Uma política de proteção ambiental gera empregos
em inúmeros setores. E tem mais. As lógicas econômicas
dominantes, que superexploram a natureza, criam também
o desemprego. Este é claramente o caso da agroindústria
que desertifica os campos de dois pontos de vista: dos espaços
(redução drástica da variedade de paisagens
e da biodiversidade) e humana (redução drástica
do emprego e êxodo rural). Este é também o
caso da indústria automobilística que demite massivamente
ao mesmo tempo em que aumenta sua capacidade de produção
e impõem sua ditadura sobre os modos de transporte, de
ocupação do território e de desenvolvimento
urbano. Lógicas sócio-econômicas alternativas
permitem definir um modo de produção menos predatório
com relação a natureza ou a qualidade de vida, e
mais rico em empregos.
Uma alternativa ecológica ao modelo dominante permite geralmente
repartir melhor (e portanto aumentar) o emprego assegurando uma
descentralização da produção. É
evidente no campo energético, a indústria nuclear
exige uma concentração extrema, mas isso vale também
para outros setores, como nos transportes. Levar em consideração
as múltiplas possibilidades da questão ecológica
aumenta o leque de "ocupações". A ecologia
se inscreve no esforço conjunto de redução
do emprego e de redistribuição das atividades sobre
o território.
4. Abolir o sistema da dívida.
O "desenvolvimento pelo endividamento", impulsionado
pelas potências financeiras do norte produziu um sistema
de controle da política econômica dos países
devedores (sobretudo do sul) e o fortalecimento dos poderes do
FMI e do Banco Mundial (inclusive no norte). O serviço
da dívida e os cânones ultraliberais da OMC tem conseqüências
dramáticas para as sociedades humanas (destruição
das proteções sociais, das culturas alimentícias,...)
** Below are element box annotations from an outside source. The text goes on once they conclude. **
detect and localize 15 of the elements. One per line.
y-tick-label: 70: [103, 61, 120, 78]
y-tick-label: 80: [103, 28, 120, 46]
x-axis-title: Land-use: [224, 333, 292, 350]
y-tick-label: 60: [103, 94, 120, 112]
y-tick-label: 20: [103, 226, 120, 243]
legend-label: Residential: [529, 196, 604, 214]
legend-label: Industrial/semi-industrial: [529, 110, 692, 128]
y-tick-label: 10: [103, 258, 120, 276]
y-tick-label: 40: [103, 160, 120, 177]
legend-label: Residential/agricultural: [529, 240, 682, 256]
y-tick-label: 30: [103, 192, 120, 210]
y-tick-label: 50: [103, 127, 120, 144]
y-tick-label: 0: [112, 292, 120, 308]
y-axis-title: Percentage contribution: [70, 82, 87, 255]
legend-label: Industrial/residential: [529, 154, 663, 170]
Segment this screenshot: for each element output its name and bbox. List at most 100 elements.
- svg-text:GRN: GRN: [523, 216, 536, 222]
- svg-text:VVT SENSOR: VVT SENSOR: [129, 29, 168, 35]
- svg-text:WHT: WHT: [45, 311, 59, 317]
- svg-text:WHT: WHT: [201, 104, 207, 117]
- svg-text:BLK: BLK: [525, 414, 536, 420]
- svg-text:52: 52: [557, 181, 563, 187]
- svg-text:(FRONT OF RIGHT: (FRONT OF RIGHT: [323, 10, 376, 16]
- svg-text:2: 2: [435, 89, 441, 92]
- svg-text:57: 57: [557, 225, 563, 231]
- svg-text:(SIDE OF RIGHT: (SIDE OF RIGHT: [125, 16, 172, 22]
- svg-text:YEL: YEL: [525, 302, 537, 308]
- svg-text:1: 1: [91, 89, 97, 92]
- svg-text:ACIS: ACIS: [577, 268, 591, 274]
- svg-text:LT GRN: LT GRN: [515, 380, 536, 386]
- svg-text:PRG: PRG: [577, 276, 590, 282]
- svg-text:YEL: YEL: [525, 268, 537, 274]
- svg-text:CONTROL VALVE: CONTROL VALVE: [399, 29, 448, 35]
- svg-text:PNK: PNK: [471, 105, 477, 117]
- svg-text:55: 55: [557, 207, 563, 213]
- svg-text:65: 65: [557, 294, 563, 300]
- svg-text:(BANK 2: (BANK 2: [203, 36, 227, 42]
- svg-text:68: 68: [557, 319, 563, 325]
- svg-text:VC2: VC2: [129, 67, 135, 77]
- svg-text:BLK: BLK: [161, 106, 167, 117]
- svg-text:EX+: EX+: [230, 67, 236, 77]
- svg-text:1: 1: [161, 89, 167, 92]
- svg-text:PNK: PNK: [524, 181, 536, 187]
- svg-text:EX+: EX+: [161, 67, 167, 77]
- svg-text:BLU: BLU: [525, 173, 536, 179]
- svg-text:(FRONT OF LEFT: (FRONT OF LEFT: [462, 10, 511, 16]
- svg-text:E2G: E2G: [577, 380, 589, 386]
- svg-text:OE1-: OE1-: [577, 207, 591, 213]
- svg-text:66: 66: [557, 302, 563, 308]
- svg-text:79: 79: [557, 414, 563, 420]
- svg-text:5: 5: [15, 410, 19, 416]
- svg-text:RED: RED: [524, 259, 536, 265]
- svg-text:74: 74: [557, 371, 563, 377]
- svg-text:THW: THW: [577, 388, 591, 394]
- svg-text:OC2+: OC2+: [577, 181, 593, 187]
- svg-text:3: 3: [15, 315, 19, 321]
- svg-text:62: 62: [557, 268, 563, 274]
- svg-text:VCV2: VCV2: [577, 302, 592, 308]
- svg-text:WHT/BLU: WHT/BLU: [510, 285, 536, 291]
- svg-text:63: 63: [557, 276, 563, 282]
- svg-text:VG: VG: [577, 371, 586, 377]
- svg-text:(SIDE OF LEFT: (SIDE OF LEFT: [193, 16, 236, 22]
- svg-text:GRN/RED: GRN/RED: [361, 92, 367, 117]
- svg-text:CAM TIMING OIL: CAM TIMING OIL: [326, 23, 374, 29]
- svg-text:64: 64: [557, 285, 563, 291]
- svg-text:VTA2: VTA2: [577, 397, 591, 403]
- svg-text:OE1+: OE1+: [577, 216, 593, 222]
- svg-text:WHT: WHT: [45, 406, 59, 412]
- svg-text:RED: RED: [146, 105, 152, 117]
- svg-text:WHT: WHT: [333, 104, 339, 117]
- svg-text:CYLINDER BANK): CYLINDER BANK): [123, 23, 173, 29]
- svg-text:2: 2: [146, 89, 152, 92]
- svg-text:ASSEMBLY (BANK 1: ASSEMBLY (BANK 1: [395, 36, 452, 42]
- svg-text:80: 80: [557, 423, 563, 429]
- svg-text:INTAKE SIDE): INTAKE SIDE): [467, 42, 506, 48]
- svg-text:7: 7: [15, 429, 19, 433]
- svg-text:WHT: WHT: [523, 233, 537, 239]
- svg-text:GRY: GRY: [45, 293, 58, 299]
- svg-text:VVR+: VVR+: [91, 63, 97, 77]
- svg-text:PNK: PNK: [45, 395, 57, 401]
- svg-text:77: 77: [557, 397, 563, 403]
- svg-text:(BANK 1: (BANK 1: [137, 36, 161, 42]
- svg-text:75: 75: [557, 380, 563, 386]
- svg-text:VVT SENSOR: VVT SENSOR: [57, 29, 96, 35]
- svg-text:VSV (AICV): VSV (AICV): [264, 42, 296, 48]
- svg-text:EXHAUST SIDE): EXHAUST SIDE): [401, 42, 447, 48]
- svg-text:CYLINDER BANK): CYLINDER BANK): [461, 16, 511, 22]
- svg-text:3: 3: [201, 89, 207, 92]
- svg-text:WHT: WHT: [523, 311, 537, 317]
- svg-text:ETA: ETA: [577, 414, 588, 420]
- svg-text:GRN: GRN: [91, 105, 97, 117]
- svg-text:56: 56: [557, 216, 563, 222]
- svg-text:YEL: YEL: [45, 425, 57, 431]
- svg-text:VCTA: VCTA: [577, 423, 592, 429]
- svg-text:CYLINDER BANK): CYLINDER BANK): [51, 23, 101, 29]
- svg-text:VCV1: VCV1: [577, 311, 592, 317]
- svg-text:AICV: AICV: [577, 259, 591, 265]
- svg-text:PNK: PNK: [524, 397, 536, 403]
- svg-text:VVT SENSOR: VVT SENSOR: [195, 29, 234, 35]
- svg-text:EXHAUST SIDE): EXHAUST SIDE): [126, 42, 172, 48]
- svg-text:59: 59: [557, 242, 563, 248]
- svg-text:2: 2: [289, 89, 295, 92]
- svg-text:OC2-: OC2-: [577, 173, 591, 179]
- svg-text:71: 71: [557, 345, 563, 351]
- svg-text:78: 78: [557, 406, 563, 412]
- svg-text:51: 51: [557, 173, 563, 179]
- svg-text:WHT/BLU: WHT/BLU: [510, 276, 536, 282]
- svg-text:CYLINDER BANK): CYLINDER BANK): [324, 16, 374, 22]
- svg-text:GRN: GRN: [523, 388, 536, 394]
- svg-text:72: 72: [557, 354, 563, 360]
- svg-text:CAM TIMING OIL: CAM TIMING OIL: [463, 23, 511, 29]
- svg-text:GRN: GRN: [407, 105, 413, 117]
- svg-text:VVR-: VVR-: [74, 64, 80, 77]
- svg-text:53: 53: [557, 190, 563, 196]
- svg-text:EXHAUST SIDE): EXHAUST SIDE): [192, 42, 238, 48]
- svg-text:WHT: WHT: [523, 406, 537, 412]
assim como sobre a natureza (destruição dos recursos
naturais para exportação...) Os mecanismos fundamentais
deste sistema de dominação devem ser combatidos
tanto do ponto de vista social quanto ecológico.
As regras comerciais instauradas pelo GATT e depois pela OMC,
reforçam a dominação das grandes multinacionais
do norte. Impondo a abertura dos mercados locais a seus produtos,
elas acentuam as dependências (inclusive as alimentares),
fragilizam os equilíbrios sociais e aumentam irracionalmente
as trocas internacionais, alimentando assim a crise energética
e ecológica. O projeto do AMI negociado na OCDE ilustra
até onde podem ir as lógicas destrutivas e anti-democráticas.
Os famosos "mercados financeiros" são incapazes
de solidariedade entre pessoas da mesma geração
(a Bolsa de Nova York baixa quando os números do desemprego
são "muito" bons!) - e são mais ainda
incapazes da solidariedade entre gerações que a
ecologia demonstrou ser decisiva.
5. Longo prazo e democracia.
A questão ecológica exige considerar os danos ambientais
a um prazo muito longo, os ritmos naturais têm tempos muito
diferentes daqueles do mercado, necessariamente curtos. Inúmeras
necessidades sociais (educação, saúde,...)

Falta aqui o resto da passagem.